🤖 AI Summary
Reliable assessment of the relationship between objective performance metrics and Quality of Experience (QoE) in Mission-Critical Voice (MCV) communication systems remains challenging under realistic public safety scenarios, due to laboratory environment distortions and scalability limitations of human subject studies.
Method: We establish a high-fidelity simulation framework integrating the NIST PSCR testbed with Amazon Mechanical Turk, and innovatively deploy ASR-based robots—rather than human transcribers—for partial speech transcription. A quantifiable QoE metric is proposed, grounded in Levenshtein distance between reference and transcribed utterances.
Contribution/Results: Large-scale human–machine collaborative experiments demonstrate that human transcription significantly outperforms state-of-the-art ASR systems in accuracy and perceptual fidelity. Furthermore, codec type emerges as the most influential system parameter affecting both QoE and speech intelligibility. This framework provides a reproducible, scalable, and empirically grounded methodology for QoE modeling in MCV systems.
📝 Abstract
Mission-critical voice (MCV) communications systems have been a critical tool for the public safety community for over eight decades. Public safety users expect MCV systems to operate reliably and consistently, particularly in challenging conditions. Because of these expectations, the Public Safety Communications Research (PSCR) Division of the National Institute of Standards and Technology (NIST) has been interested in correlating impairments in MCV communication systems and public safety user quality of experience (QoE). Previous research has studied MCV voice quality and intelligibility in a controlled environment. However, such research has been limited by the challenges inherent in emulating real-world environmental conditions. Additionally, there is the question of the best metric to use to reflect QoE accurately.
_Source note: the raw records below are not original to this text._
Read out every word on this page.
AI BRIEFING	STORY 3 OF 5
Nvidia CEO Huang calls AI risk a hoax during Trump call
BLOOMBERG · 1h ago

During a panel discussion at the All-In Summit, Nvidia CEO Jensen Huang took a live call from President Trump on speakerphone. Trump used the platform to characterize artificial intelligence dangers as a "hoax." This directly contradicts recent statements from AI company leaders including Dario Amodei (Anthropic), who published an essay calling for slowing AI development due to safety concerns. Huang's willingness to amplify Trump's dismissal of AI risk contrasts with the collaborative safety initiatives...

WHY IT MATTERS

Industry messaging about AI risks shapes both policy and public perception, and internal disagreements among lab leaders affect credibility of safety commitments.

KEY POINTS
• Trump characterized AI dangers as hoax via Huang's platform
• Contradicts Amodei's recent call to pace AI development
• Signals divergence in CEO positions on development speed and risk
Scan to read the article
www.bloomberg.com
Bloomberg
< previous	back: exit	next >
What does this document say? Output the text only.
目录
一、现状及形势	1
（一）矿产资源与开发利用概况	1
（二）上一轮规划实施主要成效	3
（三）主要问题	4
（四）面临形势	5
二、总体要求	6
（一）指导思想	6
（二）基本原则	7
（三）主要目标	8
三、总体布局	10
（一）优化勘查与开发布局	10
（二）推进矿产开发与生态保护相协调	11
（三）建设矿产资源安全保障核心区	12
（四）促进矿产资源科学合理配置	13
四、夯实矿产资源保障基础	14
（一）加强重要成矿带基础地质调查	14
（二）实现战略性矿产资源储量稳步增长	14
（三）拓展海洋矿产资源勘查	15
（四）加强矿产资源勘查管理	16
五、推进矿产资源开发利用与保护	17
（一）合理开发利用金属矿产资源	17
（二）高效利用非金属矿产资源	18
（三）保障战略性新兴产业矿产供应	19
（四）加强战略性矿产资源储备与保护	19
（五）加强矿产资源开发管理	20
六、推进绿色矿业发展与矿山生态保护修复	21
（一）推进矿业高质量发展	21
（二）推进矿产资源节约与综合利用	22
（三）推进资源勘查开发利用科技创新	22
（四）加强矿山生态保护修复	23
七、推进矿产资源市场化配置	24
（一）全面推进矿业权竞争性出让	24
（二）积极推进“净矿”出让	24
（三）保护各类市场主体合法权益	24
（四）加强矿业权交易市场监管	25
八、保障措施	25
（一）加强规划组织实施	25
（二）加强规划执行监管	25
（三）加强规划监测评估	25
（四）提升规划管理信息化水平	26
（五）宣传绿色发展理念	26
This paper describes our efforts to develop the methodology and tools for human-subject experiments with MCV. We illustrate their use in human-subject experiments in emulated real-world environments. The tools include a testbed for emulating real-world MCV systems and an automated speech recognition (ASR) robot approximating human subjects in transcription tasks. We evaluate QoE through a Levenshtein Distance-based metric, arguing it is a suitable proxy for measuring comprehension and the QoE. We conducted human-subject studies with Amazon MTurk volunteers to understand the influence of selected system parameters and impairments on human subject performance and end-user QoE. We also compare the performance of several ASR system configurations with human-subject performance. We find that humans generally perform better than ASR in accuracy-related MCV tasks and that the codec significantly influences the end-user QoE and ASR performance.